A recent query from someone on the Armenian Genealogy Facebook group prompted a rekindling of my interest in the Jerusalem records. The search for the answer serves as a wonderful example of what is possible.
Mikayel the tailor (derdzak or terzi), son of Hovhannes, was known by Zakarian and was born in the early 1800s in Jersualem. Prior to the available records from the Jerusalem church, he married Heghine Aprahamian from Beirut. Exactly how many unrecorded children were born to this marriage is unknown, but on Jan. 18, 1849, a son, Khachadour, was baptized. In addition, we can find the baptism for another son, Krisdosdour, on Aug. 3, 1852. We know of another son, Hovhannes, from his marriage on Oct. 14, 1866, to Takouhi Garabedian. From these and other records, we do not know the origin of the surname Zakarian, possibly the Mikayel’s paternal grandfather was named Zakar or Zakaria. With each new generation, the church records would refer to Mikayelian, Hovhannesian, Krisdosdourian, etc. while the family to this day still goes by Zakarian.
The unique aspect of this example is that beyond the church records, the family can be identified in the Ottoman population registers. Thus, we are able to gain insight into the record keeping process of both the Armenian church and Ottoman officials to better understand the strengths and weaknesses of each.
The first Ottoman population register dates to approximately 1881-82 with information continually added over the next 20 years.
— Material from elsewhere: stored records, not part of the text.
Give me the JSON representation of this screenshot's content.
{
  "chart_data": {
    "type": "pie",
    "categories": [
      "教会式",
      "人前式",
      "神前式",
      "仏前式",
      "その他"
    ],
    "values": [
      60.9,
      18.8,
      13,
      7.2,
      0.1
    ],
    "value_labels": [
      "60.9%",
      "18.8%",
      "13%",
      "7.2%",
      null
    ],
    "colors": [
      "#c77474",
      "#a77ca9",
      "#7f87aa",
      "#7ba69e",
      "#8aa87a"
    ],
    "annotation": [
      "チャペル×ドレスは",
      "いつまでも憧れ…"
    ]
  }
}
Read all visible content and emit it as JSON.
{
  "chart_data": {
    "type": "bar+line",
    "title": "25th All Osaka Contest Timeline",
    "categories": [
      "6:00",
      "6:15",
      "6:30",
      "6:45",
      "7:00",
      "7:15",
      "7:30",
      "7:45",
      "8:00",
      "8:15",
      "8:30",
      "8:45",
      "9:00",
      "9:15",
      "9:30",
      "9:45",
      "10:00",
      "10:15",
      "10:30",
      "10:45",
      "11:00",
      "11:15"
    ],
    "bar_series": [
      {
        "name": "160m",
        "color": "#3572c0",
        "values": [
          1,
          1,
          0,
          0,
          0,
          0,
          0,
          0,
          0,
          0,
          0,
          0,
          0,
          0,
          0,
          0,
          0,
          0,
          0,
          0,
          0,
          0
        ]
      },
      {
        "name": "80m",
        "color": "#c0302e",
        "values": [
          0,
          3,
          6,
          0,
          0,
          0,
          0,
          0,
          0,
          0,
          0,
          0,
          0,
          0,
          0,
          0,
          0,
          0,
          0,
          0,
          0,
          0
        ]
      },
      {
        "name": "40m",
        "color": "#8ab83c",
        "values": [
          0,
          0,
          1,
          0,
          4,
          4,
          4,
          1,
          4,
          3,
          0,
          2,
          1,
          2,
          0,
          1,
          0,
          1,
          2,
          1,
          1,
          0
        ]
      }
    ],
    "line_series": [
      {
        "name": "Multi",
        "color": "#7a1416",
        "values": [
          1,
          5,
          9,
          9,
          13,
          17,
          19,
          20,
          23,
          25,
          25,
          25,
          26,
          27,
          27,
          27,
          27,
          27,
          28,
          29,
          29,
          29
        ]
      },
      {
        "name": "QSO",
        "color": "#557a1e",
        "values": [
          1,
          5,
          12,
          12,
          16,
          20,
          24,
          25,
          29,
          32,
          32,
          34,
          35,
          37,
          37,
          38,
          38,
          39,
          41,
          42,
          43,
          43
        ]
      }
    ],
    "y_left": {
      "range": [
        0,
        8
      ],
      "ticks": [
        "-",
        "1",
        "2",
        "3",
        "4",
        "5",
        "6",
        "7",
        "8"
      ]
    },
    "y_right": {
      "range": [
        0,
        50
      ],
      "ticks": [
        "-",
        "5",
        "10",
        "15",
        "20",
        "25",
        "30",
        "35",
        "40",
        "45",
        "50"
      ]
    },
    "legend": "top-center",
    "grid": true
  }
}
At the time the register was created, the patriarch of the clan was Mikayel and from this record we learn his father’s name, approximate year of birth (1812) and birthplace (Jerusalem). The household would grow to 21 people. We also learn that his wife, Heghine, was born around 1815, though the register misstates her birthplace as Jerusalem.
The household includes two sons and two daughters of Mikayel and Heghine, but their son Khachadour is not listed. From the church records, we can confirm Khachadour passed away in 1864 at the age of 18. This would place his funeral not quite 16 years after his baptism implying he was over a year old at baptism which would be very uncommon.
The second Ottoman population register continues the information on the family through 1914. By this time, Mikayel and Heghine had passed away and the family had grown to require two households, one headed by Hovhannes and the other by Krisdosdour.
There are Ottoman birth, marriage, divorce, and death registers that supplement the latter population register as well. I have only touched upon the possibilities here; a more thorough study is required to fully appreciate the over 100 years of documentation for this one family and others like them with roots in Jerusalem.